Monitoring the Speciation of Aqueous Free Chlorine from pH 1 to 12 with Raman Spectroscopy to Determine the Identity of the Potent Low-pH Oxidant

Abstract

The speciation of aqueous free chlorine above pH 5 is a well-understood equilibrium of H₂O + HOCl ⇌ OCl⁻ + H₃O⁺ with a p K_a of 7.5. However, the identity of another very potent oxidant present at low pH (below 5) has been attributed by some researchers to Cl₂ (aq) and by others to H₂OCl⁺. We have conducted a series of experiments designed to ascertain which of these two species is correct. First, using Raman spectroscopy, we found that an equilibrium of H₂O + H₂OCl⁺ ⇌ HOCl + H₃O⁺ is unlikely because the “apparent p K_a” increases monotonically from 1.25 to 2.11 as the analytical concentration is increased from 6.6 to 26.2 mM. Second, we found that significantly reducing the chloride ion concentration changed the Raman spectrum and also dramatically reduced the oxidation potency of the low-pH solution (as compared to solutions at the same pH that contained equimolar concentrations of Cl⁻ and HOCl).

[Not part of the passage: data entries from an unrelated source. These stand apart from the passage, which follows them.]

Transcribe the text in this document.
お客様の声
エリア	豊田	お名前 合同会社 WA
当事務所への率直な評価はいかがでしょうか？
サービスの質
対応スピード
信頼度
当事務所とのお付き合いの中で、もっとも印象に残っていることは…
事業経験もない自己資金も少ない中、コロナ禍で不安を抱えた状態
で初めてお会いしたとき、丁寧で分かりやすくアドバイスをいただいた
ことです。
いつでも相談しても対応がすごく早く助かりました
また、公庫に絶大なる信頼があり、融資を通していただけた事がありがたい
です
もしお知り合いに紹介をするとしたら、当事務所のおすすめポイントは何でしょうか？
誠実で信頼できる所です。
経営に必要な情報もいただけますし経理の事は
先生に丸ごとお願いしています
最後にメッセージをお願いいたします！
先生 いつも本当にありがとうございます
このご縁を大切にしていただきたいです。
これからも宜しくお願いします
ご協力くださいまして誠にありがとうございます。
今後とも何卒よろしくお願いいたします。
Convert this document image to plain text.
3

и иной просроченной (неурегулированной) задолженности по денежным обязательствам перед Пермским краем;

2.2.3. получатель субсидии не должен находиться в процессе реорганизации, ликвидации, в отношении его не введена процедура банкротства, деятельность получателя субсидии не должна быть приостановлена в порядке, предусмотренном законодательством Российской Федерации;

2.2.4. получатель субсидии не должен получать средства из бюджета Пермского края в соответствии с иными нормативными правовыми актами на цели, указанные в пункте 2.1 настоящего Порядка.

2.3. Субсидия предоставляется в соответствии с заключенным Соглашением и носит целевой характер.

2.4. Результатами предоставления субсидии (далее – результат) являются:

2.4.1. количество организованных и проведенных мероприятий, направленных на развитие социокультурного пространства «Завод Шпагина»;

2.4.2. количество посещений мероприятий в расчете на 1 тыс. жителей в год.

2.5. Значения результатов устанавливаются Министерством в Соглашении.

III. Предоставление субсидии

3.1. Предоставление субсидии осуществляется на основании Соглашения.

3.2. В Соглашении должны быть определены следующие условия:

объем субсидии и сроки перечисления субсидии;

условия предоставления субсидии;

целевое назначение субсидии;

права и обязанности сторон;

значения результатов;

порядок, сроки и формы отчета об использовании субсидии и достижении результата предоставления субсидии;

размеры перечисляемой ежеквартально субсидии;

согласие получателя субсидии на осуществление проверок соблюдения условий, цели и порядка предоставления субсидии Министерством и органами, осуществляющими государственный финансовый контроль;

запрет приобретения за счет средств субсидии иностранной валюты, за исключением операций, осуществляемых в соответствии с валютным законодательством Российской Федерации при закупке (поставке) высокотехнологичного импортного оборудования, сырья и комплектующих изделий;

The chloride ion concentration was not expected to impact an equilibrium of H₂O + H₂OCl⁺ ⇌ HOCl + H₃O⁺, if it existed. These observations supported the following equilibrium as pH is decreased: Cl₂ (aq) + 2H₂O ⇌ HOCl + Cl⁻ + H₃O⁺. The concentration-based equilibrium constant was estimated to be approximately 2.56 × 10⁻⁴ M² in solutions whose ionic strengths were ∼0.01 M. The oxidative potency of the species in low pH solutions was investigated by monitoring the oxidation of secondary alcohols to ketones. These and other results reported here argue strongly that Cl₂ (aq) is the correct form of the potent low-pH oxidant in aqueous free-chlorine solutions.